Bug 1380295

Summary: RFE: IPaddr2 agent should make efforts to detect configured but inactive interfaces
Product: Red Hat Enterprise Linux 7 Reporter: David Juran <djuran>
Component: resource-agentsAssignee: Oyvind Albrigtsen <oalbrigt>
Status: CLOSED NOTABUG QA Contact: cluster-qe <cluster-qe>
Severity: unspecified Docs Contact:
Priority: unspecified    
Version: 7.2CC: abeekhof, agk, cfeist, cluster-maint, djuran, fdinitto, hjensas, jraju, mnovacek, mschuppe, nchandek, nkrishna, oalbrigt, royoung, vaggarwa
Target Milestone: rcKeywords: FutureFeature, Reopened
Target Release: 7.4   
Hardware: Unspecified   
OS: Unspecified   
Whiteboard:
Fixed In Version: Doc Type: If docs needed, set a value
Doc Text:
Story Points: ---
Clone Of: Environment:
Last Closed: 2017-11-01 14:49:36 UTC Type: Bug
Regression: --- Mount Type: ---
Documentation: --- CRM:
Verified Versions: Category: ---
oVirt Team: --- RHEL 7.3 requirements from Atomic Host:
Cloudforms Team: --- Target Upstream Version:

Description David Juran 2016-09-29 08:37:14 UTC
Description of problem:
During HA testing of our OSP-d deployed OpenStack, we found that a VIP does not fail over when the interface it reside on is disconnected.

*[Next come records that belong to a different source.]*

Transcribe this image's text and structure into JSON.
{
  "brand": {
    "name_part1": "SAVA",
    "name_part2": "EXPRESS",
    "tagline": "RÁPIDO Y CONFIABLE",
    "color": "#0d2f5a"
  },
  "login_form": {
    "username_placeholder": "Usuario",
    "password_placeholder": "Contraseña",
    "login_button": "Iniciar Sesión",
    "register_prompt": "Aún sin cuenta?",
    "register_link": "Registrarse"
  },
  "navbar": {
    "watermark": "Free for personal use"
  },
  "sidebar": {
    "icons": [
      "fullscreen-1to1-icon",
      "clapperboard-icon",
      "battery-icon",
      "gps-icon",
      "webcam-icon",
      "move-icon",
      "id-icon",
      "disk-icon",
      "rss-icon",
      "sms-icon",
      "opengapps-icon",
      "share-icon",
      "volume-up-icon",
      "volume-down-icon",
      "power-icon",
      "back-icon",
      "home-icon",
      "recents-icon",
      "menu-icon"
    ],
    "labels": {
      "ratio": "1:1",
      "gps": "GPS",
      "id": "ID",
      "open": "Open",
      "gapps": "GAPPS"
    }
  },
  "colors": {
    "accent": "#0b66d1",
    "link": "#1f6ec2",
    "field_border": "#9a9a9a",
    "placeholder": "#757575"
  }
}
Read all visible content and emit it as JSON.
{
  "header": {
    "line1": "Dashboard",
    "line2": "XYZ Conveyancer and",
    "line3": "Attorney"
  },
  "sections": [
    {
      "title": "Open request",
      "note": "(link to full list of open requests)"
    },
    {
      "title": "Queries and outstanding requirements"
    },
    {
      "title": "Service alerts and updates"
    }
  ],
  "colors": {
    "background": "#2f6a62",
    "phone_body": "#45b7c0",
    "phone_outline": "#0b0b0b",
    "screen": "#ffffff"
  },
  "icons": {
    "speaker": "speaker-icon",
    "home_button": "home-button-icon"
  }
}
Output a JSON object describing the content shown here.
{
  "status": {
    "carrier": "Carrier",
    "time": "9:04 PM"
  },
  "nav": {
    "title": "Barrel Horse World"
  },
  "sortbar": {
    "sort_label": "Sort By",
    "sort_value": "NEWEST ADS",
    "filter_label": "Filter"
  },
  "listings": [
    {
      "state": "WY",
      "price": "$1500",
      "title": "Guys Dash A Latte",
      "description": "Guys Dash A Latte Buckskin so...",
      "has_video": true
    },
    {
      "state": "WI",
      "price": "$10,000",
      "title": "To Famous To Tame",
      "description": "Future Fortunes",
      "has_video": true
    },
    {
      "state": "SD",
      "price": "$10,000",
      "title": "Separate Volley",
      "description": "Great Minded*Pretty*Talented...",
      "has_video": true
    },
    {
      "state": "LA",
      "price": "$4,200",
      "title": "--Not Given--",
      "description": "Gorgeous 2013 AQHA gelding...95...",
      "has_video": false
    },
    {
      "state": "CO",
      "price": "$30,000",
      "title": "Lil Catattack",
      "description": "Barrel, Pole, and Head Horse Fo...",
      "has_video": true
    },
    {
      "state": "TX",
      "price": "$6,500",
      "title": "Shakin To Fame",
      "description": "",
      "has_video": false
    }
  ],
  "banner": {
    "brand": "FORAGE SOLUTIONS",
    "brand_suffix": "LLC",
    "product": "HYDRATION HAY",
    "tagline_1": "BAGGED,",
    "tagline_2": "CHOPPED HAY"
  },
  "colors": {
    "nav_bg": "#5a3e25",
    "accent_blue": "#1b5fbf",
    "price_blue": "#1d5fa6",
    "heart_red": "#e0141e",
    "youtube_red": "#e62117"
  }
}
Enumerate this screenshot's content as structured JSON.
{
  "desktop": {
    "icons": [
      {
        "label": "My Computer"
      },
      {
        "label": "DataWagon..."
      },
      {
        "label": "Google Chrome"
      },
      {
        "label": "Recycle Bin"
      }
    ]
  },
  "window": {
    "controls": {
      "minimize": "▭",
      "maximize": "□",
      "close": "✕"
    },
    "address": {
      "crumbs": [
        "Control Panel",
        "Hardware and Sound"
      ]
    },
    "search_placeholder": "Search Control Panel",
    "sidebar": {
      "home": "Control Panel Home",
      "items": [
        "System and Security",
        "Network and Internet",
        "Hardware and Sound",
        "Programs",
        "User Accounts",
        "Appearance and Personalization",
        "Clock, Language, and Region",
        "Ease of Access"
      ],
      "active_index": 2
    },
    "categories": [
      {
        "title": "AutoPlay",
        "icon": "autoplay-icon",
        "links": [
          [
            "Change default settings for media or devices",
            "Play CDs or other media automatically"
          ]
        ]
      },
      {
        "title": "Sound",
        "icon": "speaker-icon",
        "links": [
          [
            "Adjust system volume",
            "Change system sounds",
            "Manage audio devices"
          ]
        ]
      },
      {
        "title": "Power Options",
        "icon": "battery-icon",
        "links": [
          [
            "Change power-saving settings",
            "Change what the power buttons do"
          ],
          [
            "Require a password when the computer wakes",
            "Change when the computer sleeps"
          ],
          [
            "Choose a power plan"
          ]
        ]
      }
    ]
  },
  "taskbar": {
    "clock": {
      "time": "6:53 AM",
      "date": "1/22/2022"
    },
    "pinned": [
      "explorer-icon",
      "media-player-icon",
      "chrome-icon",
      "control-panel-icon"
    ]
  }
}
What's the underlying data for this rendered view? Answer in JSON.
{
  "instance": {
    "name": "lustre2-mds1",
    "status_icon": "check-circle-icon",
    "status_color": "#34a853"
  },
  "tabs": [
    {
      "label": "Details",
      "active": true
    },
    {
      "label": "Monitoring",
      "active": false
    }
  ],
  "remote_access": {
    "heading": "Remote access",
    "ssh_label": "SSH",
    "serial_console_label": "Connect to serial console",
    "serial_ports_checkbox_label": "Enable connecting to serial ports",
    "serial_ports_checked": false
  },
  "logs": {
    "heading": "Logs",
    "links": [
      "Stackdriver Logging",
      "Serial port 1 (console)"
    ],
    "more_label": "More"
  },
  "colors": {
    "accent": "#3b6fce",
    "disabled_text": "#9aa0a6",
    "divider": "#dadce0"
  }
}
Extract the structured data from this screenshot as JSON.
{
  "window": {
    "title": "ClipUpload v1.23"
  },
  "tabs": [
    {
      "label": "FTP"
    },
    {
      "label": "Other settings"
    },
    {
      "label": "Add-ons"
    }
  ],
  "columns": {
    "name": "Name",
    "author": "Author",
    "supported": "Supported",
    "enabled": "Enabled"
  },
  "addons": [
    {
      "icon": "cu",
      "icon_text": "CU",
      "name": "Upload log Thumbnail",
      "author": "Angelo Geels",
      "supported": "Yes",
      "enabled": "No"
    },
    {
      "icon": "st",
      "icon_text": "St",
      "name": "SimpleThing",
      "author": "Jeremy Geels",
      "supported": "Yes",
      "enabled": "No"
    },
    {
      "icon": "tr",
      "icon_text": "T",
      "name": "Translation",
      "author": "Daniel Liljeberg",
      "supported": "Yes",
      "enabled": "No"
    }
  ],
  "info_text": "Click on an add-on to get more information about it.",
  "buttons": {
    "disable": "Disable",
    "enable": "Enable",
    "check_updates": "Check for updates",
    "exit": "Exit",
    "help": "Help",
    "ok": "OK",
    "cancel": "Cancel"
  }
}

In our environment, our provisioning interface is not bonded, rather it is just using a single NIC. During HA testing, we disabled the switch port (which I guess is equivalent to pulling the cable) of the provisioning interface on the controller hosting ctlplane VIP. The one the keystone admin endpoint is on.

Sep 28 09:48:26 overcloud-controller-0.localdomain kernel: be2net 0000:11:00.1 enp17s0f1: Link is Down
Sep 28 09:48:26 overcloud-controller-0.localdomain NetworkManager[1344]: <info> (enp17s0f1): link disconnected
Sep 28 09:48:28 overcloud-controller-0.localdomain kernel: be2net 0000:11:00.1 enp17s0f1: Link is Down

And that's pretty much all that happened. The VIP did _not_ fail over and the server did _not_ get fenced. Needless to say, the OverCloud was less then fully operational... 



Version-Release number of selected component (if applicable):
OSP8, deployed using OSP-d
openstack-tripleo-heat-templates-0.8.14-18.el7ost.noarch 
resource-agents-3.9.5-54.el7_2.16

How reproducible:
Every time


Steps to Reproduce:
1. Pull the cable on the admin interface on the controller hosting the ctlplane VIP
2. Try accessing the keystone admin interface


Additional info:
One way around this might be to set up an ethmonitor resource, as described in https://access.redhat.com/solutions/2044713

Comment 1 Udi Shkalim 2016-09-29 08:42:17 UTC
Hi David,

Can you elaborate on the way you "disabled" the interface?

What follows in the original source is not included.